It has become very clear that the cannabis community has become a mainstream in both American politics and culture. With poll after poll demonstrating a growing majority of voters supporting marijuana law reform, along with an ever-increasing number of politicians and influential people calling for an end to cannabis prohibition, the cannabis law reform community has started to flex some muscle. Of course, legalizing and regulating marijuana in Washington and Colorado demonstrated great political might and that momentum is carrying into other states.
An example of the cannabis community utilizing this new found power was demonstrated when concerned citizens in Oregon, and really across the nation, questioned the use of federal tax dollars to campaign against a state-wide ballot measure to regulate, legalize and tax marijuana.
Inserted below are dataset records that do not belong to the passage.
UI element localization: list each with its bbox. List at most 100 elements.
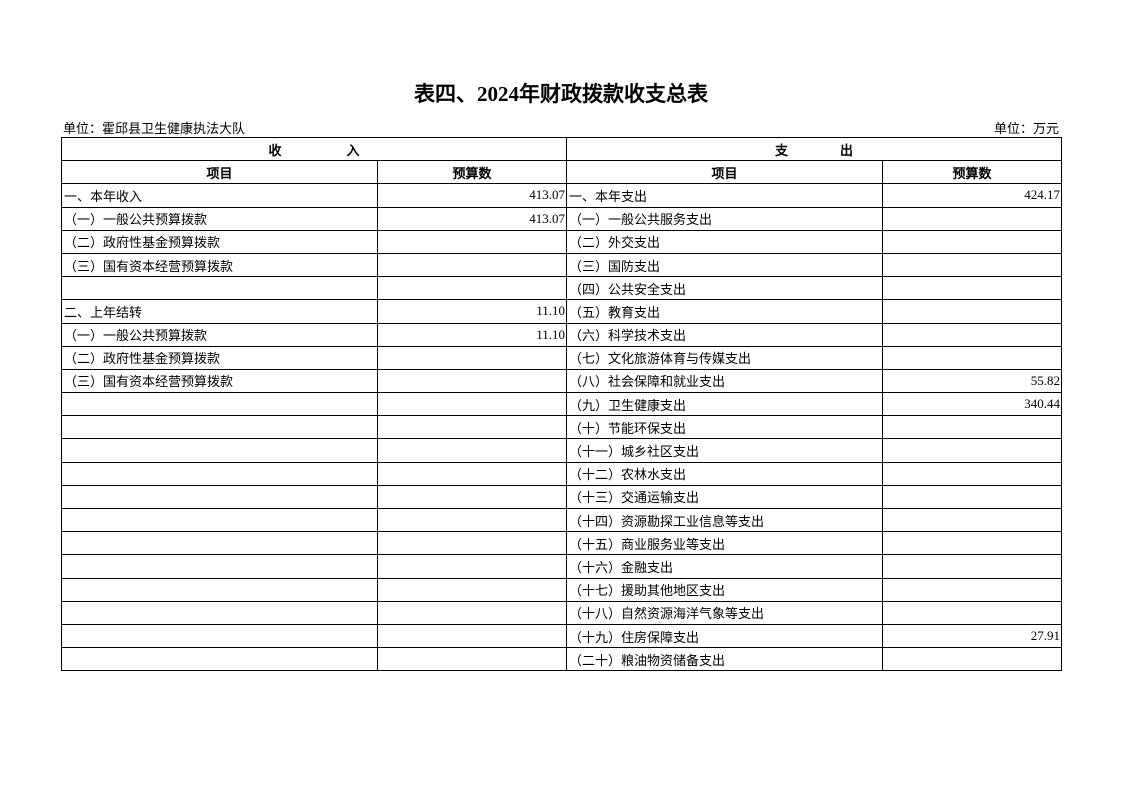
expense-item-cell: （十八）自然资源海洋气象等支出	[566, 600, 884, 625]
expense-budget-cell: 27.91	[882, 623, 1063, 649]
expense-item-cell: （十四）资源勘探工业信息等支出	[566, 507, 884, 533]
income-budget-cell	[376, 345, 568, 370]
table-row: （十九）住房保障支出 27.91	[61, 623, 1063, 649]
expense-item-cell: （六）科学技术支出	[566, 322, 884, 347]
income-budget-cell	[376, 623, 568, 649]
income-budget-cell	[376, 507, 568, 533]
income-item-cell	[61, 554, 378, 579]
income-budget-cell: 413.07	[376, 206, 568, 231]
income-budget-cell	[376, 647, 568, 672]
table-row: （十）节能环保支出	[61, 415, 1063, 440]
income-budget-cell	[376, 600, 568, 625]
expense-budget-cell	[882, 647, 1063, 672]
unit-organization: 单位：霍邱县卫生健康执法大队	[63, 121, 246, 136]
expense-budget-cell	[882, 415, 1063, 440]
income-item-cell	[61, 623, 378, 649]
expense-budget-cell	[882, 206, 1063, 231]
page-title: 表四、2024年财政拨款收支总表	[414, 82, 708, 106]
income-item-cell: （二）政府性基金预算拨款	[61, 345, 378, 370]
expense-budget-cell	[882, 438, 1063, 463]
income-item-cell: 二、上年结转	[61, 299, 378, 324]
income-budget-cell	[376, 252, 568, 278]
income-budget-cell: 11.10	[376, 299, 568, 324]
table-row: （九）卫生健康支出 340.44	[61, 392, 1063, 417]
expense-item-cell: （十三）交通运输支出	[566, 484, 884, 510]
expense-budget-cell	[882, 531, 1063, 556]
income-item-cell	[61, 531, 378, 556]
income-budget-cell	[376, 531, 568, 556]
expense-item-cell: （十）节能环保支出	[566, 415, 884, 440]
expense-item-cell: （四）公共安全支出	[566, 276, 884, 301]
income-item-cell	[61, 484, 378, 510]
expense-item-cell: （十二）农林水支出	[566, 461, 884, 486]
income-item-cell	[61, 276, 378, 301]
expense-item-cell: （十九）住房保障支出	[566, 623, 884, 649]
expense-item-cell: （九）卫生健康支出	[566, 392, 884, 417]
income-item-cell	[61, 392, 378, 417]
table-row: （十五）商业服务业等支出	[61, 531, 1063, 556]
expense-budget-cell	[882, 507, 1063, 533]
income-item-cell: （二）政府性基金预算拨款	[61, 229, 378, 254]
table-row: （十二）农林水支出	[61, 461, 1063, 486]
expense-budget-cell: 424.17	[882, 183, 1063, 208]
table-row: （十一）城乡社区支出	[61, 438, 1063, 463]
expense-budget-cell	[882, 484, 1063, 510]
expense-budget-cell	[882, 577, 1063, 602]
expense-item-cell: （五）教育支出	[566, 299, 884, 324]
income-item-cell	[61, 647, 378, 672]
unit-currency: 单位：万元	[993, 121, 1059, 136]
table-row: （一）一般公共预算拨款 413.07 （一）一般公共服务支出	[61, 206, 1063, 231]
income-budget-cell: 413.07	[376, 183, 568, 208]
income-header: 收 入	[60, 136, 568, 162]
income-budget-cell	[376, 577, 568, 602]
expense-budget-cell	[882, 345, 1063, 370]
income-budget-cell	[376, 461, 568, 486]
expense-item-header: 项目	[566, 160, 884, 185]
expense-budget-cell	[882, 554, 1063, 579]
table-row: （三）国有资本经营预算拨款 （八）社会保障和就业支出 55.82	[61, 368, 1063, 394]
table-row: （一）一般公共预算拨款 11.10 （六）科学技术支出	[61, 322, 1063, 347]
income-budget-cell	[376, 554, 568, 579]
expense-budget-header: 预算数	[882, 160, 1063, 185]
table-row: （十七）援助其他地区支出	[61, 577, 1063, 602]
income-budget-cell	[376, 415, 568, 440]
budget-table: 收 入 支 出 项目 预算数 项目 预算数 一、本年收入 413.07 一、本年支出…	[60, 136, 1063, 672]
income-budget-cell	[376, 276, 568, 301]
expense-budget-cell	[882, 600, 1063, 625]
expense-header: 支 出	[566, 136, 1063, 162]
expense-budget-cell	[882, 276, 1063, 301]
table-row: （二十）粮油物资储备支出	[61, 647, 1063, 672]
income-item-cell: （三）国有资本经营预算拨款	[61, 368, 378, 394]
expense-budget-cell: 340.44	[882, 392, 1063, 417]
table-row: （十三）交通运输支出	[61, 484, 1063, 510]
expense-budget-cell	[882, 252, 1063, 278]
income-budget-cell	[376, 392, 568, 417]
expense-item-cell: （七）文化旅游体育与传媒支出	[566, 345, 884, 370]
income-item-cell	[61, 507, 378, 533]
income-item-header: 项目	[61, 160, 378, 185]
income-budget-cell: 11.10	[376, 322, 568, 347]
expense-item-cell: （三）国防支出	[566, 252, 884, 278]
table-row: 二、上年结转 11.10 （五）教育支出	[61, 299, 1063, 324]
expense-item-cell: （二十）粮油物资储备支出	[566, 647, 884, 672]
income-item-cell	[61, 577, 378, 602]
expense-budget-cell	[882, 461, 1063, 486]
table-row: （二）政府性基金预算拨款 （七）文化旅游体育与传媒支出	[61, 345, 1063, 370]
expense-item-cell: 一、本年支出	[566, 183, 884, 208]
income-item-cell: （一）一般公共预算拨款	[61, 322, 378, 347]
table-row: （十八）自然资源海洋气象等支出	[61, 600, 1063, 625]
expense-budget-cell: 55.82	[882, 368, 1063, 394]
income-budget-cell	[376, 368, 568, 394]
table-row: 一、本年收入 413.07 一、本年支出 424.17	[61, 183, 1063, 208]
income-budget-cell	[376, 229, 568, 254]
table-row: （三）国有资本经营预算拨款 （三）国防支出	[61, 252, 1063, 278]
table-row: （十四）资源勘探工业信息等支出	[61, 507, 1063, 533]
expense-item-cell: （十七）援助其他地区支出	[566, 577, 884, 602]
expense-item-cell: （十五）商业服务业等支出	[566, 531, 884, 556]
header-row-columns: 项目 预算数 项目 预算数	[61, 160, 1063, 185]
expense-budget-cell	[882, 229, 1063, 254]
income-item-cell: （三）国有资本经营预算拨款	[61, 252, 378, 278]
table-row: （四）公共安全支出	[61, 276, 1063, 301]
income-item-cell	[61, 415, 378, 440]
income-item-cell: （一）一般公共预算拨款	[61, 206, 378, 231]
Despite the fact that an anti-marijuana summit, bringing in Kevin Sabet, the “quarterback” of the anti-marijuana legalization movement, to speak alongside the most prominent pro-prohibition advocate in the state, was merely an “educational” event, not many people bought that story. The sponsor of the two-day summit eventually agreed to cancel the event.
From The Oregonian:
A nonprofit group has canceled an October anti-drug summit in Madras — which was to feature a prominent opponent of marijuana legalization — after complaints were raised by sponsors of the ballot measure that would permit recreational use of the drug.
(Kevin) Sabet was also scheduled to appear in 12 other Oregon cities as part of an ”Oregon Marijuana Education Tour” following the summit. Sabet had said that, at the request of organizers, he would not talk about the ballot measure at either the Madras event or on the tour.
Rick Treleaven, the executive director of BestCare Treatment Practices and the organizer of the Madras summit, said he decided to cancel the summit because he “could see from an outside perspective that it could look like a conflict.”
Kevin Sabet is still scheduled to go on a multi-city tour with other sponsors around the state. Why are those sponsors still agreeing to use taxpayer dollars to meddle in a local election? Hopefully, they will also agree that such a misuse of tax dollars is in the best interest of their local communities and will agree to cancel or reschedule their events as well.